Director Stephen Sommers (who also wrote the screenplay and must be adjudged guilty on two counts) keeps the thing running fast, along '30s serial lines. It's all bangbangbang with a comic subtext (Big American Fraser is stupid but brave; wily bro Hannah is smart but a coward; big-eyed babe Weisz is sexy but klutzy) and whenever they can't figure out what to do in the adventure movie, they kill a lot of people.

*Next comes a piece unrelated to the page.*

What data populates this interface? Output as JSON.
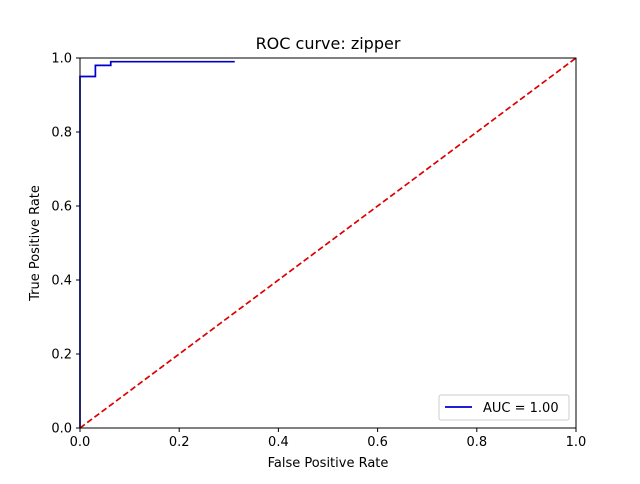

In fact, though "The Mummy" probably hopes to be associated with classy camp thrillers like "Raiders of the Lost Ark," its unbearably high body count among the world's people of nonwhite color compels its entry in a lesser genre, which might be called, however clumsily, "Attempted old-fashioned films that foundered on their flagrant disregard for human life." The genre highlights would be Tommy Lee Jones's "Nate and Hayes," truly despicable, or Tom Selleck's bomb-crazy "High Road to China" movie remnants of the age of imperialism that regrettably lingered into the age of anti-imperialism.
In its shallow way, "The Mummy" amuses as it bustles along, littering the sand with the dead in pursuit of gold. Nearly everybody dies, even, in the end, some white people. But where the original one of the great trio of spooky, splendid horrors of the '30s, with "Frankenstein" and "Dracula" offered stealthy horror and the power of the imagination, this Mum is only selling the latest in computer morphing techniques. Oh Mummy, poor Mummy, Universal's hung you in the closet and I'm feeling so crummy.